A huge explosion rattled the Humvee. Someone had set off an anti-tank mine buried in the street, directly under Briseno’s seat.

“The driver and gunner both walked away with concussions,” he said.


One of the Marines in Briseno’s team found one of his legs, with the boot still on, before they cleared the area. By then, it was too late. Doctors would amputate the other because of its extensive damage and consider taking his right arm too.

It really wasn’t that long ago that Briseno envisioned his life as “over” because of the loss of his legs.


“I just knew I’d be in a wheelchair the rest of my life,” he said.


But a fellow Marine showed up to visit him one day in the hospital, and, like Briseno, he had no legs. The Marine told Briseno that he water-skied, snow-skied, rode motorcycles and sky-dived, his words serving as a challenge to Briseno.


“From that point on, I had a ‘watch me’ attitude with the doctors and therapists,” he said. “It was almost immediate.”

Briseno is gone from the wars but only in a sense. In other ways, the wars will never leave him, and he readily admits to badly missing the camaraderie of the Corps.


Last September, Christopher Vaile, one of his closest friends, a Marine who served with him on that 11-man team when his legs were blown off, was killed by a roadside bomb in Afghanistan.


Briseno got a huge tattoo on his right arm with Vaile’s name, birth date and date of death.
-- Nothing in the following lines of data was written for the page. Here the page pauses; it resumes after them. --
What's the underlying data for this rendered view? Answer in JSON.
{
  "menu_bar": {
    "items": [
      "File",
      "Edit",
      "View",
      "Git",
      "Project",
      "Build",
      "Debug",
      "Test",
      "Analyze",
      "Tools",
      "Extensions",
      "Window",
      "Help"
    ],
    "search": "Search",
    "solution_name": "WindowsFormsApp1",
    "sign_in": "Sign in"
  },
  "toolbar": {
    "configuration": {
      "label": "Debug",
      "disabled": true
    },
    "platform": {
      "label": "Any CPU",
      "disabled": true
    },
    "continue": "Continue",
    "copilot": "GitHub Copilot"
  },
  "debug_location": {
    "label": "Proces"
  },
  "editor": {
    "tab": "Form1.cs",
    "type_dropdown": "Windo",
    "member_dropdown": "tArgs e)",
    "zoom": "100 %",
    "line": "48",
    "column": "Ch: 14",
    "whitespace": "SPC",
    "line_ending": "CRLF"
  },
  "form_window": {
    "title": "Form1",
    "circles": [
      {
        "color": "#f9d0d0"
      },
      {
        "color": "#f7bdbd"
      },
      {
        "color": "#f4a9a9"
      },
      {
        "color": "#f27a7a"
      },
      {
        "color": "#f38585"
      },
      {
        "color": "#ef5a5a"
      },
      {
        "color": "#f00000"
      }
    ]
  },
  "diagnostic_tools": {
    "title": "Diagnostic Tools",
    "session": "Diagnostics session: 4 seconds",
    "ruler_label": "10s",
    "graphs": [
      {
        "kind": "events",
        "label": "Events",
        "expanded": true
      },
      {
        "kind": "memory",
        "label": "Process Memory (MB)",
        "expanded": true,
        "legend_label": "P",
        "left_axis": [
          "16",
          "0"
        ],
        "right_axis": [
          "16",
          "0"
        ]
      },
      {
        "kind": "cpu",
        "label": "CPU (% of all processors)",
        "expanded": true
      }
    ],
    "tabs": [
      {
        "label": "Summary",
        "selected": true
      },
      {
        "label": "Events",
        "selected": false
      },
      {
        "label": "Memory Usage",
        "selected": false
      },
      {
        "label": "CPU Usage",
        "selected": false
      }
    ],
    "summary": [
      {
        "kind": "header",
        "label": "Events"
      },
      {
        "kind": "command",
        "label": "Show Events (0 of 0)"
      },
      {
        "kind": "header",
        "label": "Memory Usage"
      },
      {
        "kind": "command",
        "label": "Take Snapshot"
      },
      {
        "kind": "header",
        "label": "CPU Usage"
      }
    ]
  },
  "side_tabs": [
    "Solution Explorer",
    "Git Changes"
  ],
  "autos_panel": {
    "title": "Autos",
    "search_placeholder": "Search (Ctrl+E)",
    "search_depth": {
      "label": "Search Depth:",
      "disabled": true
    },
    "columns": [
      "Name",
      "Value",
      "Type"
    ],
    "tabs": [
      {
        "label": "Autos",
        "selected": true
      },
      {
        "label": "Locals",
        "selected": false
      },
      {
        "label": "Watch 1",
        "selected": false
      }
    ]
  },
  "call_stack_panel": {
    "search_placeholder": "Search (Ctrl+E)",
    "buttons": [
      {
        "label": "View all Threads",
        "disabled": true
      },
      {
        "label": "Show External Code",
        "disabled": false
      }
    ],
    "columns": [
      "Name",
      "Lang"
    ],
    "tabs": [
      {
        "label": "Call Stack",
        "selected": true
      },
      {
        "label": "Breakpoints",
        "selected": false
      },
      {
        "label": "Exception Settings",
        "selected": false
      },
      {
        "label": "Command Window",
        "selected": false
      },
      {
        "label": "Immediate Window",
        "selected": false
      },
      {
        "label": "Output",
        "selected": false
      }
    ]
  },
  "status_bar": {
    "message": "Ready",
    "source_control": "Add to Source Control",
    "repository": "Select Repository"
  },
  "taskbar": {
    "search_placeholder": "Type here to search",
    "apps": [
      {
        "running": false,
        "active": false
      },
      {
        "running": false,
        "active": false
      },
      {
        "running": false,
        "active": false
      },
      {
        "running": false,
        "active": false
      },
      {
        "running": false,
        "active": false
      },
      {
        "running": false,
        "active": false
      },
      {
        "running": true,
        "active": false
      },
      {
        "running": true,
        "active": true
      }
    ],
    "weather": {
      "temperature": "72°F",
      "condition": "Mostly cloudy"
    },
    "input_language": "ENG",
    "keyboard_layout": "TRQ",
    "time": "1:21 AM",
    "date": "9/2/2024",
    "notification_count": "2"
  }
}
Beside them are the letters GBNF — Gone But Not Forgotten.


“It was a hard time for him when Chris was killed,” his mother said. “He wondered why he was spared. He wanted to be there to save Chris, like they saved him.”


He keeps thinking about what it would be like to work as a civilian contractor in Baghdad.


He also thinks about enrolling in college and studying nursing, especially pediatric nursing. He also keeps busy helping coach Castleberry baseball.


“I keep looking for the possibilities out there,” he said.